Viva la Liberazione!
Ora e sempre Resistenza!
* Intervento ad Agliana, 25 aprile 2014
[1]. Si tratta della legge 20 luglio 2000 n. 211
[2]. Cfr Corriere della Sera, 12 dicembre 2007.
[3]. Il Comitato referendario presieduto ed animato dall’ex Presidente della Repubblica, Oscar Luigi Scalfaro, ottenne una vittoria storica alla consultazione del 25 e 26 giugno 2006, cancellando la controriforma della Costituzione approvata dal Parlamento: i voti contrari all’approvazione della riforma furono 15.791.293 (pari al 61,32% dei votanti), mentre quelli favorevoli furono 9.962.348 (pari al 38,68%).

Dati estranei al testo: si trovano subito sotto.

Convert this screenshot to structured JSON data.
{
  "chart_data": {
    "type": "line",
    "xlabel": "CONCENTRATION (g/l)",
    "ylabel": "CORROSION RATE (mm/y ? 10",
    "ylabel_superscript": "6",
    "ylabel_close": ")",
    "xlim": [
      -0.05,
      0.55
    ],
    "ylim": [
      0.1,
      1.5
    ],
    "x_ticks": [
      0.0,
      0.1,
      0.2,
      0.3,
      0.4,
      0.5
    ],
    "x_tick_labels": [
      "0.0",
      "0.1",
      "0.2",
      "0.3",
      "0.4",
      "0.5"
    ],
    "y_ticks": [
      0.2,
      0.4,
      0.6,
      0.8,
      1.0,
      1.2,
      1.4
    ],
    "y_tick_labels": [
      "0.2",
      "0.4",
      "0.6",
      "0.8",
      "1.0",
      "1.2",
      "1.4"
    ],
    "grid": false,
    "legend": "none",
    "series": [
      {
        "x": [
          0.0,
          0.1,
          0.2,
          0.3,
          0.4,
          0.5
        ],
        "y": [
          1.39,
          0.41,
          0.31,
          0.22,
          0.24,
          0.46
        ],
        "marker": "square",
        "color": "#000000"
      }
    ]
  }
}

[4]. Si tratta della legge 24 dicembre 1925 n. 2263, in Gazzetta del Regno 29 dicembre 1925.
[5]. Si tratta dell’art. 1, comma 15 della L.15 luglio 2009, n. 94,che la Corte Costituzionale ha dichiarato illegittimo con la sentenza 20 luglio 2011 n. 245
[6]. Si trattava dell’art. 45, lett. F, inserito nel disegno di legge che ha dato vita alla L. 15 luglio 2009, n. 94
[7]. Con la sentenza n. 1 depositata il 13 gennaio 2014
[8].Il riferimento è all’album di Edoardo Bennato, Burattino senza fili, uscito nel 1977 e alla canzone Mangiafuoco: Non si scherza, non è un gioco sta arrivando Mangiafuoco/ lui comanda e muove i fili/ fa ballare i burattini/State attenti tutti quanti/non fa tanti complimenti/ chi non balla, o balla male/lui lo manda all’ospedale/Ma se scopre che tu i fili non ce l’hai/se si accorge che il ballo non lo fai/allora sono guai!
[9]. Così recita il documento, La Via Maestra, firmato da Lorenza Carlassare, Don Luigi Ciotti, Maurizio Landini, Stefano Rodotà, Gustavo Zagrebelsky con il quale è stata convocata la manifestazione del 12 ottobre 2013 a Roma.